Article · 28 May 2026 · By Mike

Flood Preparation Checklist Australia

A step-by-step flood preparation checklist for Australian homeowners and businesses — what to do at Watch, Warning, and Emergency Warning stages.

Flood Preparation Checklist Australia

Act at the Watch stage — not the Warning. Most preventable flood damage occurs when property owners wait for the Bureau of Meteorology to upgrade an alert before taking action, by which time barriers are unavailable, couriers are not delivering, and water is only hours away. This checklist organises preparation by BoM alert stage so you know exactly what to do and when, covering every opening type from standard doorways to garage roller doors to unattended strata car parks.

A severe weather warning was issued for NSW on 27 May 2026, with heavy rainfall of 40–70 mm possible from a large upper trough tracking over NSW and Queensland.
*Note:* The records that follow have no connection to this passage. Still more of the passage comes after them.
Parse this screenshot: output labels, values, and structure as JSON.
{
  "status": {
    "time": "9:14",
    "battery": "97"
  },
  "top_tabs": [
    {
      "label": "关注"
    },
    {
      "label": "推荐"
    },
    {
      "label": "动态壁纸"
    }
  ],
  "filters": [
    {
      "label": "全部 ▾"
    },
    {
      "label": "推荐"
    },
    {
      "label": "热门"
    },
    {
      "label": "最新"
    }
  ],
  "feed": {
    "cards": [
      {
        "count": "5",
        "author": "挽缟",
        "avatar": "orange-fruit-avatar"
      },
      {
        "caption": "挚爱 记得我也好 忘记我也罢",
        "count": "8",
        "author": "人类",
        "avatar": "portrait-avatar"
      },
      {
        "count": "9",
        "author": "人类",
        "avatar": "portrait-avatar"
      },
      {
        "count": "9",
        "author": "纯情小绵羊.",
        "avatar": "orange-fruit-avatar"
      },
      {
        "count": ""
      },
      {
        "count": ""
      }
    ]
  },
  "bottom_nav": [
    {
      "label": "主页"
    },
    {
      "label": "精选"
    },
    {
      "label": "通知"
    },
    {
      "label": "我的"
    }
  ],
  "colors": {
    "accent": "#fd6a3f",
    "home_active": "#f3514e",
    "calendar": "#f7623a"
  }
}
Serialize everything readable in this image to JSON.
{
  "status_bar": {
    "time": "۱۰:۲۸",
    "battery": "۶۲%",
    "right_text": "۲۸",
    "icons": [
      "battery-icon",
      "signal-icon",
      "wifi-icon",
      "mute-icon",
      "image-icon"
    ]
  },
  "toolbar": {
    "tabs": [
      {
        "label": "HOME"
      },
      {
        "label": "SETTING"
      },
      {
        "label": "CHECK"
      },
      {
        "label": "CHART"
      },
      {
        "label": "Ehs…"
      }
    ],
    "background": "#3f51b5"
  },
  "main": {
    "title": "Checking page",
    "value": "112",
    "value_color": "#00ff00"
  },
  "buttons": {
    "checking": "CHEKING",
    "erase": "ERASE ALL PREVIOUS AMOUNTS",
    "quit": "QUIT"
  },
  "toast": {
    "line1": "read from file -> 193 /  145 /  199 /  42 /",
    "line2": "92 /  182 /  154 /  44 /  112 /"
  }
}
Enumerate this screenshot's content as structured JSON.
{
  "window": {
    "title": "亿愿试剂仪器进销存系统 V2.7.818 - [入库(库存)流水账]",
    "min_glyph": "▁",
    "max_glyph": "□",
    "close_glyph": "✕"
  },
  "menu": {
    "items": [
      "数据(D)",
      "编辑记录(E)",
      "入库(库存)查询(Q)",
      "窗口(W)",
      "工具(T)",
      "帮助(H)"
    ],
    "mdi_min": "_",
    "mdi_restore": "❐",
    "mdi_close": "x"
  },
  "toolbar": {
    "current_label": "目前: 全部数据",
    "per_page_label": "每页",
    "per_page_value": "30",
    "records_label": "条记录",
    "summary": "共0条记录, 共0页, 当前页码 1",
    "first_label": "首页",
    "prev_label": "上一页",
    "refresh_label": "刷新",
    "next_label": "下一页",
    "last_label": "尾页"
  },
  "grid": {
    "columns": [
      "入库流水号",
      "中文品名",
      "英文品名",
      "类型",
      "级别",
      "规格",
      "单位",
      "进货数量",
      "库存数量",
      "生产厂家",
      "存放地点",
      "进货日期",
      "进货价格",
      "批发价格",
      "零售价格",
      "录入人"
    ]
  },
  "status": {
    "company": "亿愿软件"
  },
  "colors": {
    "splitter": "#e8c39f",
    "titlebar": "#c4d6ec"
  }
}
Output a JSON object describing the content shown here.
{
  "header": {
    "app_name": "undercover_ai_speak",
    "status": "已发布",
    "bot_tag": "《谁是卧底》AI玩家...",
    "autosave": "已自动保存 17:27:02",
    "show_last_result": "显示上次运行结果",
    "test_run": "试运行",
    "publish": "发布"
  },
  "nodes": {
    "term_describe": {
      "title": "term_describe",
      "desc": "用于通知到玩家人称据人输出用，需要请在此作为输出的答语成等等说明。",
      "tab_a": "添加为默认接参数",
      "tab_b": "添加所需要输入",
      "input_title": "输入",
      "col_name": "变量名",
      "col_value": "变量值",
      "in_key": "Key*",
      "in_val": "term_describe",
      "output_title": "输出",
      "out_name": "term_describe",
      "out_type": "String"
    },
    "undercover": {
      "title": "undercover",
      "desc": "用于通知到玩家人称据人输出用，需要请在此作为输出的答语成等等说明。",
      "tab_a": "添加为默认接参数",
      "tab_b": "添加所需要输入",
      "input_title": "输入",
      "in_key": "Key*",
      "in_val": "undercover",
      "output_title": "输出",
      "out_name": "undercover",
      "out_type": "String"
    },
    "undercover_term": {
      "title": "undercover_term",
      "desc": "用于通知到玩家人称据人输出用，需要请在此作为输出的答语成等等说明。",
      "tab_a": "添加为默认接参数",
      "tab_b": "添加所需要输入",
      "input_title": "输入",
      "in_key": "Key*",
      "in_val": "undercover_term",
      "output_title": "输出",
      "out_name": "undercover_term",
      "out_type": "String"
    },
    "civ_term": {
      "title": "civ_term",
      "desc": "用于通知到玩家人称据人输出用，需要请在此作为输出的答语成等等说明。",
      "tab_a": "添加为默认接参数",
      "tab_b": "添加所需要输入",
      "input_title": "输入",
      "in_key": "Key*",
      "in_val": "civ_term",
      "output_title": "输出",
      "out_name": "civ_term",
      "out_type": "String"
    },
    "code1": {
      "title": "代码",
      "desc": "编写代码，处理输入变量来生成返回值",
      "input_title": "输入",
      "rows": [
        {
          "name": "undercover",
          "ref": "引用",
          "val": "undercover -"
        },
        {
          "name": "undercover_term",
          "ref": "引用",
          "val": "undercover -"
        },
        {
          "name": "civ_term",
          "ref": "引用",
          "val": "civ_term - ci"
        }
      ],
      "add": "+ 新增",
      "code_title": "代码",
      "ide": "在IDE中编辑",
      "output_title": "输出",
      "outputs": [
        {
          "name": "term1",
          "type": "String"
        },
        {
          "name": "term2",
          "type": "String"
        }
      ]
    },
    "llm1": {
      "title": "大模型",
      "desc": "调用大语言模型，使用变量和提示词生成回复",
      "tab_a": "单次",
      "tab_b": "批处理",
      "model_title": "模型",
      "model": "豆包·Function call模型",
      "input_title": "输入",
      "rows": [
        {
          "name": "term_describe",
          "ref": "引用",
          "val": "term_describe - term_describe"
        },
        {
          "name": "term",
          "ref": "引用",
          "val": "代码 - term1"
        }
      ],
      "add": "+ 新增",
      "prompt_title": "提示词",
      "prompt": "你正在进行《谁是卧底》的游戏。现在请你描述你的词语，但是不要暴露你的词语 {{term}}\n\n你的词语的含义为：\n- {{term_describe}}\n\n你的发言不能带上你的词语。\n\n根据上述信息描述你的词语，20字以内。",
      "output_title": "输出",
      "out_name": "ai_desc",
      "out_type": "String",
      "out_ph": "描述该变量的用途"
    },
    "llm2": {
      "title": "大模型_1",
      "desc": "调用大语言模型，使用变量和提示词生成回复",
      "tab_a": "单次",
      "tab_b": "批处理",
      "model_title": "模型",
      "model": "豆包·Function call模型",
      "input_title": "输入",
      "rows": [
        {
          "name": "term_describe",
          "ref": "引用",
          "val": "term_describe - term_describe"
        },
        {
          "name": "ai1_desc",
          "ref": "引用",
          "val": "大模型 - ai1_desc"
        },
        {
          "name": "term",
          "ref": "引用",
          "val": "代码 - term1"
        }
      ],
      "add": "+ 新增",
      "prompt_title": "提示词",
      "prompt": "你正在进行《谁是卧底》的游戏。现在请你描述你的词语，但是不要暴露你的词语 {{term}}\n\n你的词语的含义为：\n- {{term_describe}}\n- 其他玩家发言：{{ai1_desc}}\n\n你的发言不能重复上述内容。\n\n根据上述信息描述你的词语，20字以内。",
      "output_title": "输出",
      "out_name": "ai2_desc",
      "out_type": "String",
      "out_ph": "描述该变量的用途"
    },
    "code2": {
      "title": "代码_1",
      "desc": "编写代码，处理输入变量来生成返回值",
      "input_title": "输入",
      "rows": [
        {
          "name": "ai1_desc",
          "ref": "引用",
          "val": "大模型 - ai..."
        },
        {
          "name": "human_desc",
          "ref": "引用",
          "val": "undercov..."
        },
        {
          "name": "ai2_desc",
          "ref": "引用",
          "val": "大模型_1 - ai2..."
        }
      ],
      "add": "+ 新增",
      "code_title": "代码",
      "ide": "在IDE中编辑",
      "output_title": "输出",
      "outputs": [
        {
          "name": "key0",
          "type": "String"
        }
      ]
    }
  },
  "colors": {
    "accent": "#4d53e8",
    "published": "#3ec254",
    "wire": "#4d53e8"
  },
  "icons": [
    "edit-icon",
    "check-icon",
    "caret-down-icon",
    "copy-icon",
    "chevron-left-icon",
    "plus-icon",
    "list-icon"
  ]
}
Flood watches are active for rivers across the Northern Rivers, Mid North Coast, and Hunter catchments. For a full overview of barrier options for Australian properties, see the guide to flood barriers for Australian homes and businesses.

What does each BoM flood alert stage mean?

The Bureau of Meteorology issues three alert levels for flooding in Australia. Understanding the lead times associated with each stage is as important as knowing the recommended actions.

Flood Watch — Flooding is possible if rain develops as forecast, typically 12 to 48 hours out. At this stage, flooding is not certain, but the preparation window is open. Deploy barriers, move assets, and confirm your flood kit is ready. The Watch stage is when you should act.

Flood Warning — Flooding is expected in specific river catchments or locations named in the warning. Time is now measured in hours, not days. If barriers have not been deployed and vehicles have not been moved, start those tasks immediately. The NSW State Emergency Service (SES) can be reached on 132 500 for sandbag collection points and evacuation support.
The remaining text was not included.